Папа долго разглядывал рисунок. Потом задумчиво пощипал бородку, искоса поглядывая на маму, наконец произнес сухо:
— Странная фантазия. Кстати, ты здесь выглядишь значительно моложе.
— Ты думаешь? — обидчиво сказала мама.
— И глаза, глаза, я бы сказал, комплиментарно сделаны. Он тебе итальянский разрез придумал.
— Ничего он мне не придумал! — Мама подошла к зеркалу, внимательно посмотревшись, заявила вызывающе: — Просто ты, Петр, привык не замечать во мне интересную женщину.
— Зато он заметил. И долго ты ему, так сказать, позировала?
— Петр, как ты смеешь!
— Но позволь, это вполне допустимый термин для натуры, которую изображает художник.
— Нет, ты не это хотел сказать! — горячо воскликнула мама.— И вообще, если тебе неприятен рисунок, я могу его спрятать.
— Я в живописи не настолько разбираюсь, чтобы судить компетентно,— сказал папа и, пожав плечами, произнес скучным голосом: — Если тебе нравится, пусть висит.— Но не сдержался и съязвил: — Хотя, может быть, достойное место для этой картины — косначевская галерея.
— Если ты будешь издеваться, я разорву ее.
— Прости, я не хотел тебя обидеть. Но рисунок...
— Я больше не хочу с тобой на эту тему разговаривать,— решительно заявила мама.
Папа молчал и только вздыхал тоскливо и протяжно, изредка виновато поглядывая то на картину, то на маму.
А через несколько дней ночью прибежал военнопленный немец и что-то быстро и взволнованно сказал маме на своем языке.

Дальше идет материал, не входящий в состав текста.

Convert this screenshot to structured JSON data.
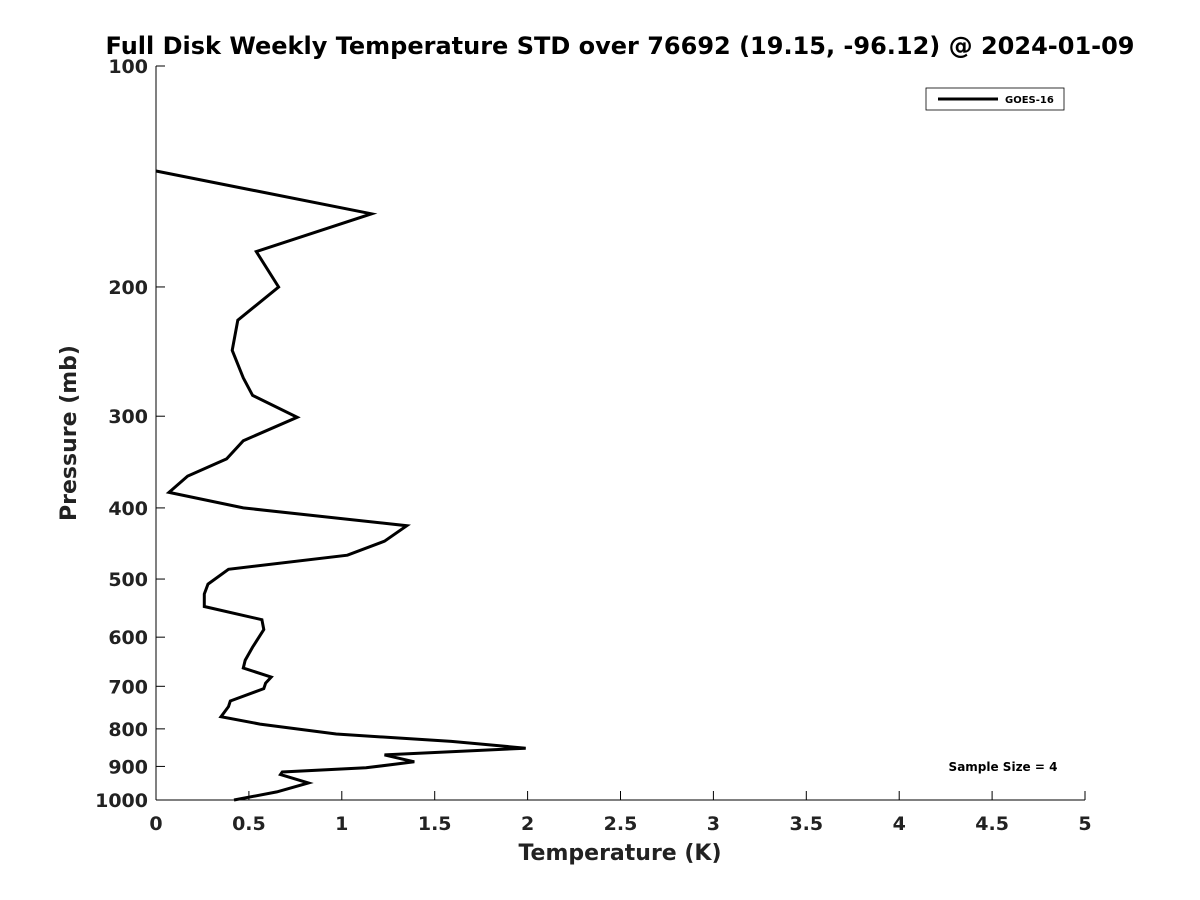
{
  "chart_data": {
    "type": "line",
    "title": "Full Disk Weekly Temperature STD over 76692 (19.15, -96.12) @ 2024-01-09",
    "xlabel": "Temperature (K)",
    "ylabel": "Pressure (mb)",
    "xlim": [
      0,
      5
    ],
    "ylim": [
      100,
      1000
    ],
    "y_scale": "log",
    "y_inverted": true,
    "grid": false,
    "legend_position": "top-right",
    "x_ticks": [
      "0",
      "0.5",
      "1",
      "1.5",
      "2",
      "2.5",
      "3",
      "3.5",
      "4",
      "4.5",
      "5"
    ],
    "y_ticks": [
      "100",
      "200",
      "300",
      "400",
      "500",
      "600",
      "700",
      "800",
      "900",
      "1000"
    ],
    "series": [
      {
        "name": "GOES-16",
        "color": "#000000",
        "points": [
          [
            0.0,
            139
          ],
          [
            1.16,
            159
          ],
          [
            0.54,
            179
          ],
          [
            0.66,
            200
          ],
          [
            0.44,
            222
          ],
          [
            0.41,
            244
          ],
          [
            0.47,
            266
          ],
          [
            0.52,
            281
          ],
          [
            0.76,
            301
          ],
          [
            0.47,
            324
          ],
          [
            0.38,
            343
          ],
          [
            0.17,
            362
          ],
          [
            0.07,
            381
          ],
          [
            0.47,
            400
          ],
          [
            1.35,
            423
          ],
          [
            1.23,
            444
          ],
          [
            1.03,
            464
          ],
          [
            0.39,
            485
          ],
          [
            0.28,
            508
          ],
          [
            0.26,
            524
          ],
          [
            0.26,
            545
          ],
          [
            0.57,
            568
          ],
          [
            0.58,
            586
          ],
          [
            0.52,
            619
          ],
          [
            0.48,
            645
          ],
          [
            0.47,
            661
          ],
          [
            0.62,
            680
          ],
          [
            0.59,
            693
          ],
          [
            0.58,
            705
          ],
          [
            0.4,
            733
          ],
          [
            0.39,
            746
          ],
          [
            0.35,
            770
          ],
          [
            0.56,
            788
          ],
          [
            0.97,
            813
          ],
          [
            1.59,
            832
          ],
          [
            1.99,
            850
          ],
          [
            1.23,
            868
          ],
          [
            1.39,
            887
          ],
          [
            1.13,
            904
          ],
          [
            0.68,
            916
          ],
          [
            0.67,
            923
          ],
          [
            0.82,
            948
          ],
          [
            0.65,
            975
          ],
          [
            0.42,
            1000
          ]
        ]
      }
    ],
    "annotations": [
      "Sample Size = 4"
    ]
  }
}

Мама поняла не все, но быстро оделась и побежала с немцем в «Эдем». Тима бросился вслед за ними.
На койке лежал Важек, весь обмотанный окровавленными полотенцами. Его длинные сухие пальцы все время шевелились, будто он собирал с одеяла рассыпанную крупу. Открыв выпуклые, блекло-голубые глаза, он долго смотрел на склоненное мамино лицо, пытался сказать что-то, но у него только хрипело и хлюпало в груди.
Черный, как цыган, врач, мадьяр Рених, сказал маме шепотом:
— Плехо! Дыри живот, дыри грудь,— протянул маме часы и, показав пальцем на циферблат, произнес печально: — До этого, потом капут.
— Боже мой, но как это случилось?
Рених показал пальцем на Важека и сказал:
— Болшевик. Горячий. Ему другой, не болшевик, сказаль: надо домой. Русска революция черт дери! Важек, как его это по-русски скажет, когда солдат с войны бежит? Во! Дезертир. Тот в него стрелял два раза, потом еще один раз стрелял. Митинг уже нет. Кто болшевик, тот остался з вами. Тот, кто его убил, мы его уже убил.
Мама опустилась на табуретку рядом с койкой и положила свою руку на руку Важека. Потом вытерла кровавую пену с его губ.
Важек снова открыл глаза, и они как-то по-особому ожили, засветились, хотя все лицо его было уже почти мертвым и щеки глубоко запали.